The share capital of the Company is NOK 17,746,219.72, divided into 23,981,378 shares, each with a nominal value of NOK 0.74.

§ 5 Board of directors

The company’s board of directors shall consist of minimum 3 and maximum 7 directors pursuant to the further decision of the general meeting.

§ 6 Nomination committee

The company shall have a nomination committee. The nomination committee shall consist of two to three members. At least two of the members shall be shareholders or represent the shareholders. The nomination committee shall propose candidates to the annual general meeting in election of board members. The nomination committee shall also submit proposals on board remuneration. The term of the members of the nomination committee shall be up to 2 years at a time.

§ 7 General meeting

The ordinary general meeting shall consider and resolve approval of the annual accounts and the annual report.
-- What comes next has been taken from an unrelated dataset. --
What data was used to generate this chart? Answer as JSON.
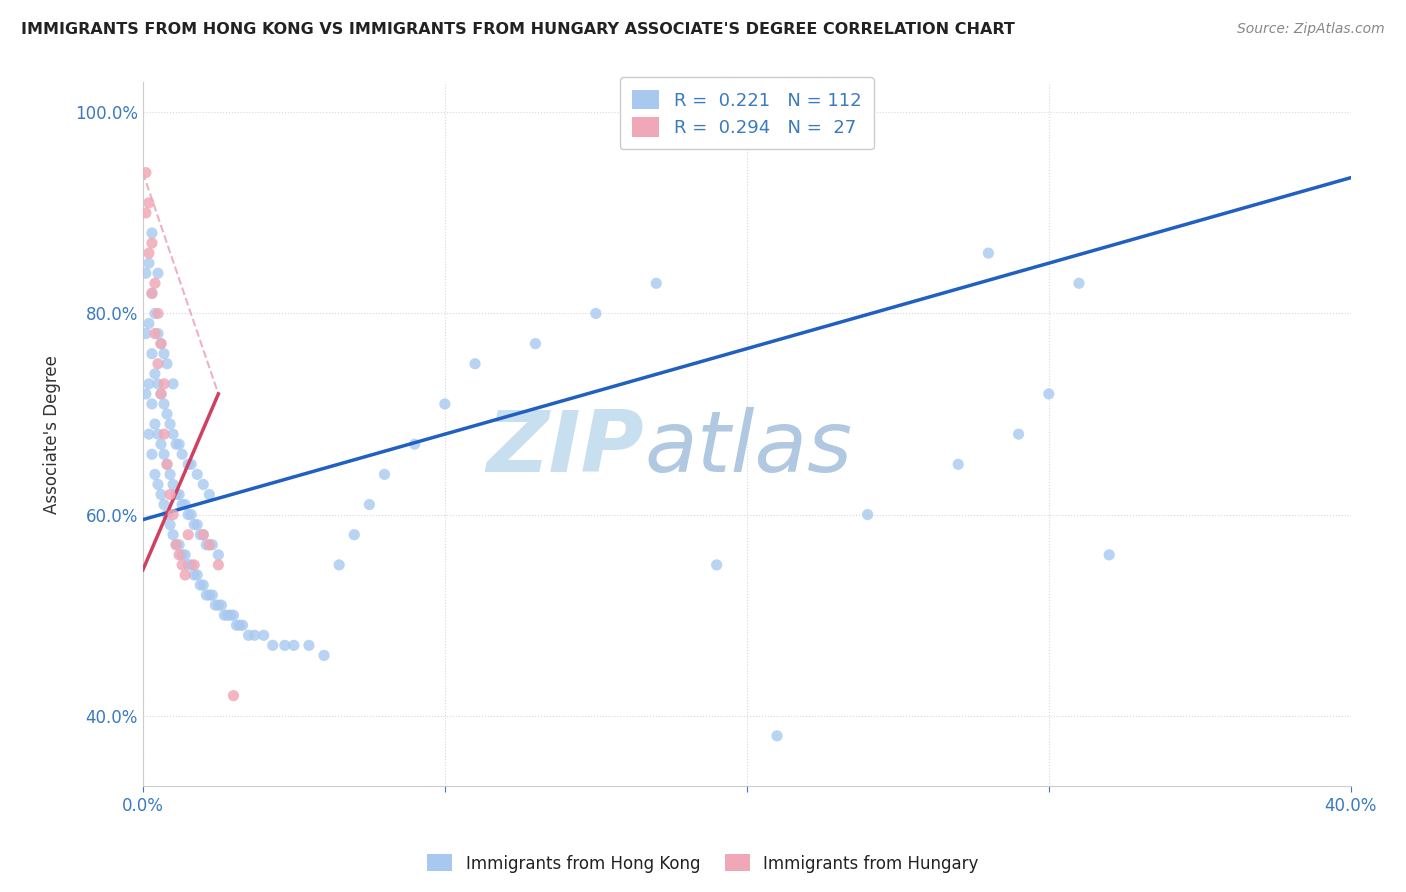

Shareholders who wish to attend the general meeting must give notice to the company no later than two business days prior to the general meeting in accordance with the board of directors detailed instructions.

Shareholders may cast advance votes in writing for matters that will be considered at the general meeting. Such votes may also be cast via electronic communication. The right to cast advance votes is contingent upon the existence of a satisfactory method for authenticating the identity of the sender. The board of directors shall determine whether or not such a method exists prior to each general meeting. The board of directors may stipulate detailed guidelines for casting and handling advance votes in writing. The notice of the general meeting must state whether or not advance voting is allowed and what guidelines may have been established for such advance voting.

Documents concerning matters to be considered at the general meeting may be made available on the company’s website. This is also applicable for documents that by law shall be included in or attached to the notice. In case documents are made available in such manner, the statutory requirements for distribution to shareholders shall not be applicable. A shareholder still have the right to receive documents concerning matters to be considered at the general meeting upon request.

§ 8 Transfer of shares

The company’s shares shall be freely transferable.